Subscribe to DSC Newsletter

The Data Scientist: Elusive or Illusive?

Excitement around Big Data has significantly increased the demand for data scientists. This hot position has been hailed as the "Sexiest Job of the 21st Century" by the Harvard Business Review.

When we started in the advanced analytics space we didn't use the term 'data scientist.' We were more focused on solving problems than defining a job description. Our initial teams have evolved and adapted to challenges through hands-on experience to find the appropriate methodology for success. However, as the demand for resources grows, ensuring that we recruit individuals that will quickly add value to our teams is a constant challenge.

Quality data scientists may be elusive, but they do exist. From our experience in the trenches, we've found seven core characteristics of a successful data scientist. This is a developing view, but offers some insight into the position and the types of skills we are seeking for our team.

It's rare that any one individual is an expert in all of these areas. However, a successful data scientist understands enough to intelligently collaborate with experts that can complement knowledge and skill gaps. Below, we describe these seven core competencies and the seven key collaborators of a successful data scientist.

A good data scientist:

1. Can design a data investigation and manage towards defined objectives

...and knows an: Experienced project manager

Many 'Big Data' projects fail because they do not set clearly defined objectives. With all the hype surrounding data analytics, there's often the false assumption that simply having a lot of data will magically produce valuable results. Frequently there is also the unrealistic expectation that a vendor's black box will easily spit out valuable answers. Such flashy products can make great tools, but without a good project blueprint these tools are just tools. 
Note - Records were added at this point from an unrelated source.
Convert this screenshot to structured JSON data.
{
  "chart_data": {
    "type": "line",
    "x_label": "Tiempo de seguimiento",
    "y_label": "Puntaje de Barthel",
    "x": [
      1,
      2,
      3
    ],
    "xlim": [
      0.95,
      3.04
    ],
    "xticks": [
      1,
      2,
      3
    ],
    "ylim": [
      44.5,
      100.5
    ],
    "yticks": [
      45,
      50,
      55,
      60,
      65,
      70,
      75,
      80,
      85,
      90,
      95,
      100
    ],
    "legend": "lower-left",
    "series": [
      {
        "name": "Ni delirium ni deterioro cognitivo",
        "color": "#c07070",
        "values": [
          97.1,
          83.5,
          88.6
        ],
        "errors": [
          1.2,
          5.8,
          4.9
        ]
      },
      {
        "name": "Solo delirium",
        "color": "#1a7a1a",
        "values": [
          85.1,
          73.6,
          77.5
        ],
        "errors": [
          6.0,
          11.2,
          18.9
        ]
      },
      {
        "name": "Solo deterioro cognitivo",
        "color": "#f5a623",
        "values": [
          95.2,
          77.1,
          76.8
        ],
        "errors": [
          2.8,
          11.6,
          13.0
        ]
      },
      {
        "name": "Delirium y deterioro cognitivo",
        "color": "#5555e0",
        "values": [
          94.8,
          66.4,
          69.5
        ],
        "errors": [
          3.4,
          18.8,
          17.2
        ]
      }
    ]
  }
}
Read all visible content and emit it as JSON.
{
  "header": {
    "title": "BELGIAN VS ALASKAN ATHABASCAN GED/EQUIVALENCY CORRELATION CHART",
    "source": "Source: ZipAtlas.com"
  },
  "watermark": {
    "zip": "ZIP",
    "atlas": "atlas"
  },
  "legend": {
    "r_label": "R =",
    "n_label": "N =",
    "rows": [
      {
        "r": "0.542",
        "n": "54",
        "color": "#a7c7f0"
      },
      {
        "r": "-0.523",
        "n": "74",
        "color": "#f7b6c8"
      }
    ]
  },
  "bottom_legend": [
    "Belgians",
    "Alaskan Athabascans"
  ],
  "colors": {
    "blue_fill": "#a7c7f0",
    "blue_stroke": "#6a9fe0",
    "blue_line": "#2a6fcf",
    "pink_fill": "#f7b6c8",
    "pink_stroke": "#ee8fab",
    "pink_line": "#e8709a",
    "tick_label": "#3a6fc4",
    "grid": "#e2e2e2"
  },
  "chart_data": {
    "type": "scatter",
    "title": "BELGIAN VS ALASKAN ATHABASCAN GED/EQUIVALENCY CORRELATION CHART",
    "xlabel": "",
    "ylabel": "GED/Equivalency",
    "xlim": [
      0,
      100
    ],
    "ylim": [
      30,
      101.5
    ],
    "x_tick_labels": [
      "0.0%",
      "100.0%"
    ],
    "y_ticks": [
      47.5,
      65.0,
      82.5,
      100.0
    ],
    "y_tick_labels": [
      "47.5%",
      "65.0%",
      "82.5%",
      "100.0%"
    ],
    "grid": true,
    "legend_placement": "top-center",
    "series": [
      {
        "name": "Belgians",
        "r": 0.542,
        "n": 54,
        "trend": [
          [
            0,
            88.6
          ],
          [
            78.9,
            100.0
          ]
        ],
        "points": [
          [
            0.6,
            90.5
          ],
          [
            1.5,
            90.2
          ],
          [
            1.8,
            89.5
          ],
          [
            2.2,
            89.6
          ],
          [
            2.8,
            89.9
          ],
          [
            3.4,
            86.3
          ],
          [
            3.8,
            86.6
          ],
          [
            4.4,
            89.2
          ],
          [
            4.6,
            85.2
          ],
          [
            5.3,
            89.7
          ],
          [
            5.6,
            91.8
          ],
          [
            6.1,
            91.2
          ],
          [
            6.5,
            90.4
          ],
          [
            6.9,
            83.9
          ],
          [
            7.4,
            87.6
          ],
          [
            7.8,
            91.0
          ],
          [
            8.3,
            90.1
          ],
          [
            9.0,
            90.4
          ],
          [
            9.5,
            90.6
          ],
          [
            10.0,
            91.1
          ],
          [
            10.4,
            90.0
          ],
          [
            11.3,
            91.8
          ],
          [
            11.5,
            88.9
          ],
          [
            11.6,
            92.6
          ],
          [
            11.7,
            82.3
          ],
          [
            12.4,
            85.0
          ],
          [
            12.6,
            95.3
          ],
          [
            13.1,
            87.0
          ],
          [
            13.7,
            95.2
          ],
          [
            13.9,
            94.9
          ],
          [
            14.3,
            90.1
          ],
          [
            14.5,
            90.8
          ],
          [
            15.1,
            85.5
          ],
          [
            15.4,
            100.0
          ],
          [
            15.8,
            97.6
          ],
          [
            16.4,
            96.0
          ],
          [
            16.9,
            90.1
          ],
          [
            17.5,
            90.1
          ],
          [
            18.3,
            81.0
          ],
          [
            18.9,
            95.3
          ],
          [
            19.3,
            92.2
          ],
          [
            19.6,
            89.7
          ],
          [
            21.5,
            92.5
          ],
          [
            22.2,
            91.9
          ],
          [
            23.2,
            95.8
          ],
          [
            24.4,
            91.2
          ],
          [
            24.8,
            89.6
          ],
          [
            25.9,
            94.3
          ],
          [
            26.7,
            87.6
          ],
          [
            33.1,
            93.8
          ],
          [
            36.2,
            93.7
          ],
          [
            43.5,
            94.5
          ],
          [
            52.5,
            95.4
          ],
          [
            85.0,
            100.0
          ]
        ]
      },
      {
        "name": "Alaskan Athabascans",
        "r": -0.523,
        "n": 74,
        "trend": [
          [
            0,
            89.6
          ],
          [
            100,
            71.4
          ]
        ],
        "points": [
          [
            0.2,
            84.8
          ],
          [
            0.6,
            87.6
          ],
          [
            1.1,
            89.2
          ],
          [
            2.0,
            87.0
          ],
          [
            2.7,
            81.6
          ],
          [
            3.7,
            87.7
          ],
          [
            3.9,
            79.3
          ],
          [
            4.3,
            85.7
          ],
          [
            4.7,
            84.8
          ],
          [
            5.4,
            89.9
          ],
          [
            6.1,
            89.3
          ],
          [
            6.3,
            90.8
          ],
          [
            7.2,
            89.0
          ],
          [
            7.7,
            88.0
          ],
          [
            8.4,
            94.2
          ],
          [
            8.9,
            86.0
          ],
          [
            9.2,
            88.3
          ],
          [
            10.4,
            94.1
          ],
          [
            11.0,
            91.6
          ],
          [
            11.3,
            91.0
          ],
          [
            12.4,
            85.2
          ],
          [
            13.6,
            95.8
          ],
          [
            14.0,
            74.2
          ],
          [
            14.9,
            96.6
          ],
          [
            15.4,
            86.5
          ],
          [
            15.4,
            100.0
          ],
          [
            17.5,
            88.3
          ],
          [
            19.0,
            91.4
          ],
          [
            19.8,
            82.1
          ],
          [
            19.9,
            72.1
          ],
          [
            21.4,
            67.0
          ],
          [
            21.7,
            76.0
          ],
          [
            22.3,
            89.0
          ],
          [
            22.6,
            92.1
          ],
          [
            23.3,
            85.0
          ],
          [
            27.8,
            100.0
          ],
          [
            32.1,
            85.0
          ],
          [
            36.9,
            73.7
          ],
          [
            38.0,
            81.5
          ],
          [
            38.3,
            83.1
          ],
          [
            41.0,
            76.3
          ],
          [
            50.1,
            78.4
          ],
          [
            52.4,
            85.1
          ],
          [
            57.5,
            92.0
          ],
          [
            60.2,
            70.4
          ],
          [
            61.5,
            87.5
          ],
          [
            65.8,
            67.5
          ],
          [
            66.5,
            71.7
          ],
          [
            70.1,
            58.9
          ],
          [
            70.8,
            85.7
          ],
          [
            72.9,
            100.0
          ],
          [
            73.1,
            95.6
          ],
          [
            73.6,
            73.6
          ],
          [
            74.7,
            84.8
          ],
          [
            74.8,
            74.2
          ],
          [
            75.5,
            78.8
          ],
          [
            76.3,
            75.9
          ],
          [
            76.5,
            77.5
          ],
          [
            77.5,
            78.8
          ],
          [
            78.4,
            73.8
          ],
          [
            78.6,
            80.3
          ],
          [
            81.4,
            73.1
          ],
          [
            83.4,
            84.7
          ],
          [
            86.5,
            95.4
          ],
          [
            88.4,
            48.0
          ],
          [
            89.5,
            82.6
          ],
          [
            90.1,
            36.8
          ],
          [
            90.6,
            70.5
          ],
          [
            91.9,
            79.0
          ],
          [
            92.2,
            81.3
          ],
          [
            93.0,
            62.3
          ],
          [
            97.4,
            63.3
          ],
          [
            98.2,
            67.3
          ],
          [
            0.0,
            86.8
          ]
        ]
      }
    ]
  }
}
Just like a science experiment, a Big Data project requires clearly defining the problem to be addressed, and developing a targeted plan for quickly translating raw data into a solution. A data scientist also understands that the results from a complex experiment are frequently influenced by what data is studied and how it's measured – being careful to not accidentally pre-determine an outcome simply because of the way an experiment was designed. Without effective project management, the stakeholders (who are also likely holding the checkbook) will quickly become disillusioned at a lack of tangible results.

 

2. Is comfortable with the fact that most data is a complete mess

...and knows a: DBA familiar with the data sources

‘Big Data’ is largely a misnomer. Many companies have been managing huge volumes of data for years and storage technologies largely keep up with storage demand. The real challenge of Big Data is that most of it is a complete mess. Traditional quantitative analysts (aka quants) that really came into force during the 90s and early 2000s are trained mostly to work with highly structured and very clean data (aka ‘dream data’). Dumping messy data on the desks of traditional analysts has proven problematic. Most of the skill and effort in Big Data comes from parsing, cleaning, de-normalizing, re-normalizing, linking, indexing, interpreting and otherwise preparing all this messy data for analysis. A data scientist thrives in tackling this work and pulling together jumbled disorganized data in order to solve a puzzle.   

Most of the data used in a project is already stored somewhere else—be that an e-mail server, transaction database or event logs. A data scientist will need to partner with the owners of those systems and leverage an experienced DBA and/or infrastructure expert that can coordinate access to all this information and integrate it into the project’s compute environment—either through direct feeds or a separate consolidated data store.   

Click here to continue reading the remaining 5 characteristics...

Agree? Disagree? Have a different experience? 
Let us know! Post a comment or write to us directly at [email protected]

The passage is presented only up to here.